Cette mesure a un nom : c’est le coefficient d’intégration fiscale (CIF). Le CIF permet à une intercommunalité de recevoir des aides de l’Etat toujours plus élevées dès lors que les transferts de compétences sont importants. D’où la course aux transferts à laquelle on assiste dans la plupart des communautés de communes ou d’agglomération. Ce phénomène est moins accentué chez celles qui sont riches, mais il est devenu la règle chez les autres. Normal : plus de transferts = plus d’argent en dotation.

Quels sont ces transferts ? Aux divers équipements municipaux, on peut ajouter l’assainissement, les politiques en faveur de la culture, du sport et, transfert suprême, la voierie, l’éclairage et tout ce qu’on a coutume d’appeler l’espace public. Du maire d’un village de 300 habitants à celui d’une ville de 100 000 habitants, nous savons tous que les questions de voierie constituent plus de 80 pour cent des problèmes de vie quotidienne de nos administrés. Le trou dans la chaussée, l’éclairage défectueux, le trottoir qui s’effondre, le bon entretien des espaces verts, sont autant de sujets pour lesquels nous sommes chaque jour sollicités.

Que restera-t-il aux maires lorsque toutes ces compétences auront été transférées aux intercommunalités ? Lorsque l’on répondra à nos administrés « c’est pas moi, c’est l’agglo ». On peut objecter que la légitimité du premier magistrat est elle aussi transférée à l’assemblée intercommunale. Oui, si celle-ci fonctionne sur un mode consensuel. Non, si elle s’organise comme les autres assemblées, avec une majorité et une minorité : avec des élus qui prennent les décisions et d’autres qui les subissent. Reconnaissons que ce serait bien la première fois qu’une assemblée politique fonctionnerait sur le mode consensuel dans notre pays.

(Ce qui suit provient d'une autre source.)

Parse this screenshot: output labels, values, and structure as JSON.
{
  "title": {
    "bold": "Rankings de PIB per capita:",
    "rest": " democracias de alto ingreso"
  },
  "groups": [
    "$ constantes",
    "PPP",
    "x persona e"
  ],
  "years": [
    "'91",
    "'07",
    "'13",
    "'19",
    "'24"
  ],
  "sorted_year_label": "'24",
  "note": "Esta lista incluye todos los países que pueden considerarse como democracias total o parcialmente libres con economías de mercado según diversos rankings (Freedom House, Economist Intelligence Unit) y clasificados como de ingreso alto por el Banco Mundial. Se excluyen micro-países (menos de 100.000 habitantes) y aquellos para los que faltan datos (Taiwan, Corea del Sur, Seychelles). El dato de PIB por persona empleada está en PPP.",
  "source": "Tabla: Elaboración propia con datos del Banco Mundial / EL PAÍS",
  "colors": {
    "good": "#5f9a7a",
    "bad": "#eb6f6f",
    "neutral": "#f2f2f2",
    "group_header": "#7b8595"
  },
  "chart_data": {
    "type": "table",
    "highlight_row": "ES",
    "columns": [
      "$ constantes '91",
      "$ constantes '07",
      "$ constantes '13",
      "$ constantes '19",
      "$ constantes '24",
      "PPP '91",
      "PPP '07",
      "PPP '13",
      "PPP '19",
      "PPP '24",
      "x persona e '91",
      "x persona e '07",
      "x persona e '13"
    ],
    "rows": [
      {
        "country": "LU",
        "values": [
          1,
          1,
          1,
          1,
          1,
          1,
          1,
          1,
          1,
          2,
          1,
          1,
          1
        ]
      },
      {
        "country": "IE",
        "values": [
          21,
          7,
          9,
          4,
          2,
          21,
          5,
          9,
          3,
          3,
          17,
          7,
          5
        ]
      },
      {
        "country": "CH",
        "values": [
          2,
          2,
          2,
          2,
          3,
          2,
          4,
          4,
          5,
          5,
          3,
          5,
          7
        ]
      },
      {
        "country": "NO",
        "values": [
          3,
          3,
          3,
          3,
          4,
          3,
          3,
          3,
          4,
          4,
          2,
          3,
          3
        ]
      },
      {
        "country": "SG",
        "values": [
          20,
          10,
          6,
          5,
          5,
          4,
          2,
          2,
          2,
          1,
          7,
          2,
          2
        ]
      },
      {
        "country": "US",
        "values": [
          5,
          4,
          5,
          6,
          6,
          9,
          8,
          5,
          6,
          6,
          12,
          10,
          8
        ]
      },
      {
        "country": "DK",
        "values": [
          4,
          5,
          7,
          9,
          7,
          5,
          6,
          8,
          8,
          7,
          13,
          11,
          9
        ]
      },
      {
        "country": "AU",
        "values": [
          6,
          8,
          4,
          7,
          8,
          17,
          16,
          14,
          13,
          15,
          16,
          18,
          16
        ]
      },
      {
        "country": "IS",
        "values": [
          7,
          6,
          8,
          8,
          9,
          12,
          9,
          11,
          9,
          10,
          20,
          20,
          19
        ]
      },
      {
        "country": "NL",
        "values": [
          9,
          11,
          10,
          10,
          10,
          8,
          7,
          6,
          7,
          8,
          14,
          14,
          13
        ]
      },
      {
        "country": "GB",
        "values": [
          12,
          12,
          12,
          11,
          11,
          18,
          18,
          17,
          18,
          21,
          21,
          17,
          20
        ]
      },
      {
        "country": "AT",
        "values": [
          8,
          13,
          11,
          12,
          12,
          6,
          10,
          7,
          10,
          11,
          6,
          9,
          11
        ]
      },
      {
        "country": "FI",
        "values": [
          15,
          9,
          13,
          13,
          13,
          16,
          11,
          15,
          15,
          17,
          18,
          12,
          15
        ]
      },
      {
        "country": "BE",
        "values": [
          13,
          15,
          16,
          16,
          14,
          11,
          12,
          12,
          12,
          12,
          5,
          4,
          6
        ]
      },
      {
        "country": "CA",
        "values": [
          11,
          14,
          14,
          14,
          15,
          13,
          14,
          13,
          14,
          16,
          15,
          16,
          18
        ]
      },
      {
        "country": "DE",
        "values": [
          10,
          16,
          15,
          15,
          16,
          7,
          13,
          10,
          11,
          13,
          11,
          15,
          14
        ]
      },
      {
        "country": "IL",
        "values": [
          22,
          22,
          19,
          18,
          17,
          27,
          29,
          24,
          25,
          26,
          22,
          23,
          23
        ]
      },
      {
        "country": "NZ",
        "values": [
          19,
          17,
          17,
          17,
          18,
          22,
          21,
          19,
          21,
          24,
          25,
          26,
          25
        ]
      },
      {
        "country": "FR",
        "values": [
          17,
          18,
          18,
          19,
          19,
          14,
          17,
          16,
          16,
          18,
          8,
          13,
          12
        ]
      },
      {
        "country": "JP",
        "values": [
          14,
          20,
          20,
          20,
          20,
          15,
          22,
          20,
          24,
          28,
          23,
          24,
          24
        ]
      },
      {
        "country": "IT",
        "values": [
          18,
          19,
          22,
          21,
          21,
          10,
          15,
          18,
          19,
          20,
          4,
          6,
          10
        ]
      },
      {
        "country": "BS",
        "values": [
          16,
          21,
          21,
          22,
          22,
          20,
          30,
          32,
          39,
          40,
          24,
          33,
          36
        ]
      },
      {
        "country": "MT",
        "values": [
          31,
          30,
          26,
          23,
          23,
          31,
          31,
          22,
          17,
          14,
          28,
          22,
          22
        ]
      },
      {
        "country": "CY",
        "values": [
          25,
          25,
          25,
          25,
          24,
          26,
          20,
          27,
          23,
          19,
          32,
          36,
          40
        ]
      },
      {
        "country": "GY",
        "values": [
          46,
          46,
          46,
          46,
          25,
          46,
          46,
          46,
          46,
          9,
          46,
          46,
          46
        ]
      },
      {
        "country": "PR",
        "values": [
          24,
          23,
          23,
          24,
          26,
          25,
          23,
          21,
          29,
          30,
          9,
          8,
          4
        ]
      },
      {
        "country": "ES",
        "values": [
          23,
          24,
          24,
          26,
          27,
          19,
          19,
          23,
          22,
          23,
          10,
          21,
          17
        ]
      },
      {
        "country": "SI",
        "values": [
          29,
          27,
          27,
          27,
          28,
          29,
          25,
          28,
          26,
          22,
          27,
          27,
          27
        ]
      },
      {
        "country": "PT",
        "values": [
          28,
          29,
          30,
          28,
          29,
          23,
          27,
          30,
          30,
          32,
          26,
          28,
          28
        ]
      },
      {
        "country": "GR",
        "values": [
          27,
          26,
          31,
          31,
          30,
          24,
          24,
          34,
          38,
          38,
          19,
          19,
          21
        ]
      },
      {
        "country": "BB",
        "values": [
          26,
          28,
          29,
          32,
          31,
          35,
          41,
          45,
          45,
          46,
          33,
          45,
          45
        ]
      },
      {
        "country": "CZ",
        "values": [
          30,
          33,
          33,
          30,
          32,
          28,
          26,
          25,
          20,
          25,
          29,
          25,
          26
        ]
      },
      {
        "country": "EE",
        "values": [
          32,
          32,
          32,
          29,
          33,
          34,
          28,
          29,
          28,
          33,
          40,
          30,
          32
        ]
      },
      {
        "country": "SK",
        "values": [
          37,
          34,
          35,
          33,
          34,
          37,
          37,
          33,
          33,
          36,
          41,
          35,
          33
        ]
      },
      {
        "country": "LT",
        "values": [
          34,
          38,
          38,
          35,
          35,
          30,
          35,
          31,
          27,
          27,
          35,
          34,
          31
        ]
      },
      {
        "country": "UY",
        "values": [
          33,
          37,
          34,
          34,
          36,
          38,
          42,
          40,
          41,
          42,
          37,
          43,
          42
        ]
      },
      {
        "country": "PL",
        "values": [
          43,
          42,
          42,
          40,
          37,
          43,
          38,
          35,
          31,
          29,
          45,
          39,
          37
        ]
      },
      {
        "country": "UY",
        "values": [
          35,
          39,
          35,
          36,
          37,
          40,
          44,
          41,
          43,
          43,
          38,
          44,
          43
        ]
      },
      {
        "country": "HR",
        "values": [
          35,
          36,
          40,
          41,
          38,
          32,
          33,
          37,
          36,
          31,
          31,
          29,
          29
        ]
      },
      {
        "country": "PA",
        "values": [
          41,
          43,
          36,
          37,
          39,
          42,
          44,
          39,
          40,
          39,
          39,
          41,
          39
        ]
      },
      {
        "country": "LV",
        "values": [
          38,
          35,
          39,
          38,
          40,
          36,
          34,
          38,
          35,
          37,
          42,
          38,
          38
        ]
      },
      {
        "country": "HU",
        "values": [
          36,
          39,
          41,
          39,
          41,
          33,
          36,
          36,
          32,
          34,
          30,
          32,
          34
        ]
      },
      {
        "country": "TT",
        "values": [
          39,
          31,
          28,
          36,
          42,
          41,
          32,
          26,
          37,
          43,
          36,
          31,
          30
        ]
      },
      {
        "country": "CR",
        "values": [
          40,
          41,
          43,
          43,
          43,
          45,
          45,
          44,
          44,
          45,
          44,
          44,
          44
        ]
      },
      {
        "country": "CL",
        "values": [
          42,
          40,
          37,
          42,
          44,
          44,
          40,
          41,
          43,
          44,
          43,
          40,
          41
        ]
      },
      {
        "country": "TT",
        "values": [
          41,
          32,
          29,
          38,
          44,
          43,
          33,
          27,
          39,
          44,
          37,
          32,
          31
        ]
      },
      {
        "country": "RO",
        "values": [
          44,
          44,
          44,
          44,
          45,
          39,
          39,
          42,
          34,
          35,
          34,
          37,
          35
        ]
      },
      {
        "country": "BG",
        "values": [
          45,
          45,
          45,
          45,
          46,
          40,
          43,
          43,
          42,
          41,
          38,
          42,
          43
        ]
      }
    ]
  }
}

Que restera t-il aux maires lorsque toutes ces fonctions « régaliennes » auront été transférées ? La délivrance des actes administratifs, la célébration des mariages, et une irresponsabilité de fait que nos concitoyens ne sont pas prêt de comprendre et d’accepter à l’heure où le besoin de proximité n’a jamais été aussi fort. Faut-il pour autant remettre en cause l’intercommunalité ? Non, car elle dispose de vertus évidentes sur des sujets comme l’aménagement, les transports, les programmes de l’habitat, pour en citer quelques uns.

La vie quotidienne et tous les sujets qui en découlent doivent rester aux villes et aux maires. C’est aujourd’hui que cette question doit être posée et tranchée, avant qu’il ne soit trop tard. Avant que l’on ait tué les maires de France. Si c’est ce choix délibéré qui a été fait, il faut qu’on le dise clairement, au lieu de tourner autour du pot. Car il n’est pas éloigné le jour où le salon des maires sera rebaptisé salon des intercommunalités de France. Alors oui, il faudra une nouvelle révolution dans notre pays.